Coisas novas e inovadoras na CF e nos grandes Estatutos (Leis federais) que se seguiram ao longo desses vinte e dois anos, como o ECA, a LOAS (Lei Orgânica da Assistência Social), o Estatuto do Idoso e o Estatuto da Cidade entre outros. E foram pipocando os Conselhos Municipais, os Estaduais e Nacionais, estes últimos dando as diretrizes maiores, colocadas em prática na legislação municipal. Toda essa inovação supõe mudança de mentalidade. E mudar a mentalidade do ser humano, explicavam os especialistas como que nos prevenindo para as dificuldades na implantação da Lei, é a parte mais difícil na mudança da realidade cruel. 

Foi o que constatamos nos primeiros dez anos de implantação do ECA pelo Brasil afora. Só para dar um exemplo concreto aqui em Garça. A lei de criação do COMDICRA foi aprovada, como ficou dito, em 1990, no governo Panza Neto; mas a posse do primeiro Conselho Tutelar, exigido pelo ECA, só se deu em 1997, no governo Júlio Marcondes. E durante o primeiro governo Faneco (1993-1996) o que ocorreu? O que, apesar de nosso esforço profissional de técnico da Febem, de nosso alerta da tribuna da Câmara (Tribuna Livre), de nossos artigos na imprensa no governo anterior, não havia acontecido: o aumento da conscientização, organização e mobilização, lideradas por outras pessoas da cidade e por técnica da Prefeitura, na criação do Fórum de Defesa DCA (Helena Müller, Cida Piola e outros), em seminários sobre os direitos da criança, em reuniões de estudo na Prefeitura que redundaram na alteração completa da primeira lei do COMDICRA e na preparação da primeira lei de criação do COMAS (Conselho Municipal da Assistência Social). Coisas novas a exigir nova mentalidade. 

Vinte e dois anos depois da promulgação da CF de 1988, com as leis federais implantadas, com o cerco feito aos municípios, entenda-se, com os governos estadual e federal cobrando dos Prefeitos, com os convênios de todo tipo, começa-se a criar uma tradição de participação. 

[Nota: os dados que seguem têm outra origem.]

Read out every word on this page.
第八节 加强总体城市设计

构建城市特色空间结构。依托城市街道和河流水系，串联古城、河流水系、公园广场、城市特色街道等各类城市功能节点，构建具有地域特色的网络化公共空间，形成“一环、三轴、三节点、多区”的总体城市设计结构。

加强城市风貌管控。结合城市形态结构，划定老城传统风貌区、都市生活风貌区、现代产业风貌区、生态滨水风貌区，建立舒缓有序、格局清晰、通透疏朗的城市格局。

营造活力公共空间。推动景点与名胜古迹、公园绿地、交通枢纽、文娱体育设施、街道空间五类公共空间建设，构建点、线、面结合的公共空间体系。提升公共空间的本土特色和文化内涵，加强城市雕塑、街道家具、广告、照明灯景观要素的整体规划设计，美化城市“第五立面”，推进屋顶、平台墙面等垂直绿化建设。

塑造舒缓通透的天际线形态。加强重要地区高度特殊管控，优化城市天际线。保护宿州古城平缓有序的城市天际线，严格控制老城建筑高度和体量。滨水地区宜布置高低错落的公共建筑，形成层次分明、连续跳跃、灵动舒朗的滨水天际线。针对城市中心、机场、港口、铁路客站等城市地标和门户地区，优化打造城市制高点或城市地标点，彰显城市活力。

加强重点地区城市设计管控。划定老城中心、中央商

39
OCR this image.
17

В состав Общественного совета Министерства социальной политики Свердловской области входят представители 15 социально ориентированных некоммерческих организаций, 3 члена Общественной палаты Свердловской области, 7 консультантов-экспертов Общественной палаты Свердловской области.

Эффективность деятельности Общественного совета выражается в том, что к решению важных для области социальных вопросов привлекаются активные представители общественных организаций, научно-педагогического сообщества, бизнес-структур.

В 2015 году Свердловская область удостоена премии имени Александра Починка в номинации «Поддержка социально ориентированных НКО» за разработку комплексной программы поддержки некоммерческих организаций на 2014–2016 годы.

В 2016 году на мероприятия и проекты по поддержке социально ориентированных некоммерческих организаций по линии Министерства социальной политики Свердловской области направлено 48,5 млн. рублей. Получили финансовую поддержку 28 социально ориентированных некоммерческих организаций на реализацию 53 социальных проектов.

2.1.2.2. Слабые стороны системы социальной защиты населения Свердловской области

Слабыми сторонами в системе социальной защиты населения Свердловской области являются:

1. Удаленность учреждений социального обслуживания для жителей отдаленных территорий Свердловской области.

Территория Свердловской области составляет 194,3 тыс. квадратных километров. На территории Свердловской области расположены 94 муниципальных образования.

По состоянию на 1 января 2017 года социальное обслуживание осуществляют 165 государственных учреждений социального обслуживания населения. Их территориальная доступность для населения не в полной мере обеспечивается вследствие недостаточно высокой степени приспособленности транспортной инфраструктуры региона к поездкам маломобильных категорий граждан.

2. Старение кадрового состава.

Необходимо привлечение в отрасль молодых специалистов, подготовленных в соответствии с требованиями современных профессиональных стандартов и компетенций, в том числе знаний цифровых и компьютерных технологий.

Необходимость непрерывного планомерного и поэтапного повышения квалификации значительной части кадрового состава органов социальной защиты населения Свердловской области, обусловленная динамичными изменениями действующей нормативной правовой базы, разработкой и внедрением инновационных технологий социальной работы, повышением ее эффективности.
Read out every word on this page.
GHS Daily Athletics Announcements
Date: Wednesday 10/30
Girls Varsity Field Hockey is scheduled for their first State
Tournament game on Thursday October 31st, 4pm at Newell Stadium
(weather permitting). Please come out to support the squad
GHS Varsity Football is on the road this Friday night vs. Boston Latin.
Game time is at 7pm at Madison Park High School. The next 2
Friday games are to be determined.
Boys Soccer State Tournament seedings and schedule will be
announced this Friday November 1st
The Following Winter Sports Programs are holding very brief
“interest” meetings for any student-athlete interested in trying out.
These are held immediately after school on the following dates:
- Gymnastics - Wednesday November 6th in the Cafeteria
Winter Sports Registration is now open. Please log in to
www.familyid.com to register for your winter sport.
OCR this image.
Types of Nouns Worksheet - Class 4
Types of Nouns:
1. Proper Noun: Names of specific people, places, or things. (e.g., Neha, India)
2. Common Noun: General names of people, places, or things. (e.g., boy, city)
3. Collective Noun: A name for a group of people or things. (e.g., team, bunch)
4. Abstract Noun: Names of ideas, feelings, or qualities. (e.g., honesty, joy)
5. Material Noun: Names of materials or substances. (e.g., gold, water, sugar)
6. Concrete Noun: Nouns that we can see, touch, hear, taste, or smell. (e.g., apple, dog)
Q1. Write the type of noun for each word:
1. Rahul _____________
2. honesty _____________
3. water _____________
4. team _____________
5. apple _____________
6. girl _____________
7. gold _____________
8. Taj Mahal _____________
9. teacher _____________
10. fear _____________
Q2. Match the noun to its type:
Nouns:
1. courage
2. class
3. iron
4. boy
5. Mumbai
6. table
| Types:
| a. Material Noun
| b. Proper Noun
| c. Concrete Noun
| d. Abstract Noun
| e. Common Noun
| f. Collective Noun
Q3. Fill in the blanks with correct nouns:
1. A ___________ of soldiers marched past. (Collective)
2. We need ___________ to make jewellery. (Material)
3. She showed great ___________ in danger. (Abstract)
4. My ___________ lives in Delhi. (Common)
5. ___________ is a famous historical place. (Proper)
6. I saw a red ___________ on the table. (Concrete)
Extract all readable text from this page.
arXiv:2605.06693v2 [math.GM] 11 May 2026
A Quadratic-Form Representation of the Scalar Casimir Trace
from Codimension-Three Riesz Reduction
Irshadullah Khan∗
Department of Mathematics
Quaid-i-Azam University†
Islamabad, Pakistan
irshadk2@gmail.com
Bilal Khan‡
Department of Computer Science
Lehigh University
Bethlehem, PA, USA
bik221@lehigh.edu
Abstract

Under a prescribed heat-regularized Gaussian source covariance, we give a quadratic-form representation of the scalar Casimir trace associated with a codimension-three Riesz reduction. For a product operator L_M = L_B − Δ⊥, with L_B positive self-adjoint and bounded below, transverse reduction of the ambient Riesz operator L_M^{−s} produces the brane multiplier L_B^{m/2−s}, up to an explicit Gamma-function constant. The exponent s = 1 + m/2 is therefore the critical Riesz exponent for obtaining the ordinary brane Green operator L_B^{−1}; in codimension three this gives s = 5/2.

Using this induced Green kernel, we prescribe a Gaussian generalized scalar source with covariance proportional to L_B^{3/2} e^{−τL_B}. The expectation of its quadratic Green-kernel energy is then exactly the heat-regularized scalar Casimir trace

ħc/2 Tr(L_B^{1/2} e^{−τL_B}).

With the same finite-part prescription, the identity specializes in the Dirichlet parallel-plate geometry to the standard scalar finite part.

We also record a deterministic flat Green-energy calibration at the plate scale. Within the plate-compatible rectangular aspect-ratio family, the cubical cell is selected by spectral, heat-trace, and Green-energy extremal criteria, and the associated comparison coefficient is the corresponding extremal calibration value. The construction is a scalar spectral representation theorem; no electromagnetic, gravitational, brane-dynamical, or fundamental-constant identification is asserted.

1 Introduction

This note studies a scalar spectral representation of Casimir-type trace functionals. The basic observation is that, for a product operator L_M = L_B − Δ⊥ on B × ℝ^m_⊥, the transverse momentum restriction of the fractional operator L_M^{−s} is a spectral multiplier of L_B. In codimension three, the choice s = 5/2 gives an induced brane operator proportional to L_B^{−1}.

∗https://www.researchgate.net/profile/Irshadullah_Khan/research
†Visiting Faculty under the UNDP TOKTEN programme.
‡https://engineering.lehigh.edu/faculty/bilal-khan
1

É impressionante o número de conselhos criados nos municípios ao longo desses anos de garantia, na CF, de democracia participativa no Brasil. Hoje nenhum Prefeito se surpreende por criar novos conselhos. Houve resistência no início, vinte anos atrás e até menos. Hoje os Prefeitos estão esclarecidos, são cobrados, são incentivados. Hoje até para receber dinheiro do governo federal na área da Cultura, por exemplo, como foi o nosso caso, foi necessário criar-se o Conselho Municipal de Cultura (CMC). Ganhamos um programa (Ponto de Cultura) por termos o CMC. 

Agora também começou suas atividades o CODEPAC (Conselho de Defesa e preservação do Patrimônio Histórico, Cultural e Ambiental da cidade de Garça), com representantes do Poder Público e da Sociedade Civil organizada, que cuidará, entre outras coisas, do tombamento de bens móveis, imóveis, imateriais de reconhecido valor para o município. É a aplicação do fator social que está reconhecido na propriedade.



Texto publicado no Jornal Comarca de Garça 
no dia 28 de agosto de 2010 na Coluna Opinião, página 2.